12 C.F.R. §745.200(b). According to the preamble of the proposed rule that added this language to the regulation, the intention of the change was to provide authority for the liquidating agent to use his or her discretion in correcting circumstances such as where some accounts did have dividends posted while other, similar accounts did not, for reasons such as fraud or error. 61 FR 36663 (July 12, 1996). The rule, in other words, authorizes the liquidating agent to correct mistakes that would otherwise result in inequitable treatment among accounts. In this case, by contrast, no mistake in posting occurred. It should also be noted that there is no indication in this case that these accounts were in any way involved with or affected by the fraudulent manipulation of accounts that did occur with some member accounts at the FCU. Appellant does not otherwise dispute the balance of his IRA account.

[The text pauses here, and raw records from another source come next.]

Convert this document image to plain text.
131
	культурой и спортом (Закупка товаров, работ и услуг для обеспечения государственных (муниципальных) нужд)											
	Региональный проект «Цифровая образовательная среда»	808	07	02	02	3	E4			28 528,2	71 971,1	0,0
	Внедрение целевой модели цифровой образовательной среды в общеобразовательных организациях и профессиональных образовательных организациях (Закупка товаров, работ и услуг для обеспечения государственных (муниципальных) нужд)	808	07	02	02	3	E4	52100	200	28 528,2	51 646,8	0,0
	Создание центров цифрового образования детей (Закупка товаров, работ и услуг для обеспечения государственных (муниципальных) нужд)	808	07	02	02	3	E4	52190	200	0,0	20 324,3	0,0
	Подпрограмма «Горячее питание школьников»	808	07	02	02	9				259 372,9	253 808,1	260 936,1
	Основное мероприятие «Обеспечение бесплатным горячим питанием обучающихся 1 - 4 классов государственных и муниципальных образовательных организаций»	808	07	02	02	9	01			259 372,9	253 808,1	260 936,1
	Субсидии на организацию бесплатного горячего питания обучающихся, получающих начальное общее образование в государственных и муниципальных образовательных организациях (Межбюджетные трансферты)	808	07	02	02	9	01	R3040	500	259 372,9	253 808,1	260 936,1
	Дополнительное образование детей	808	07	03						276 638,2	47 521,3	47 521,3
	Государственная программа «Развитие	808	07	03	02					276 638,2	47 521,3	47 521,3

The preamble also states that, under the proposed rule, dividends not earned in the normal course of business would not be included in the determination of insured shares. Id. In this case, as noted above, normal practice for the FCU was that dividends on the IRA account were declared and posted (i.e., “earned”) on a semiannual basis.


As discussed above, we do not believe the Appellant is entitled to three months’ worth of the dividend because the dividend was not “earned” for share insurance determination purposes, as of the date of liquidation. We do not believe the failure to declare or post such an amount to Appellant’s IRA account was the result of error or fraud, but rather was the result of the FCU’s normal, stated practice of declaring dividends on the account semiannually. Accordingly, Appellant is not entitled to any additional payment.


For the reasons set forth above, it is ORDERED as follows:

The Board upholds the agent for the liquidating agent’s decision and denies [redacted]’s appeal.

The Board’s decision constitutes a final agency determination. Pursuant to 12 CFR 745.203(c), this final determination is reviewable in accordance with the provisions of Chapter 7, Title 5, United States Code, by the United States district court for the Federal judicial district where the credit union’s principal place of business was located. Such action must be filed not later than 60 days after the date of this final determination.

So ORDERED this 17th day of November 2010 by the National Credit Union Administration Board.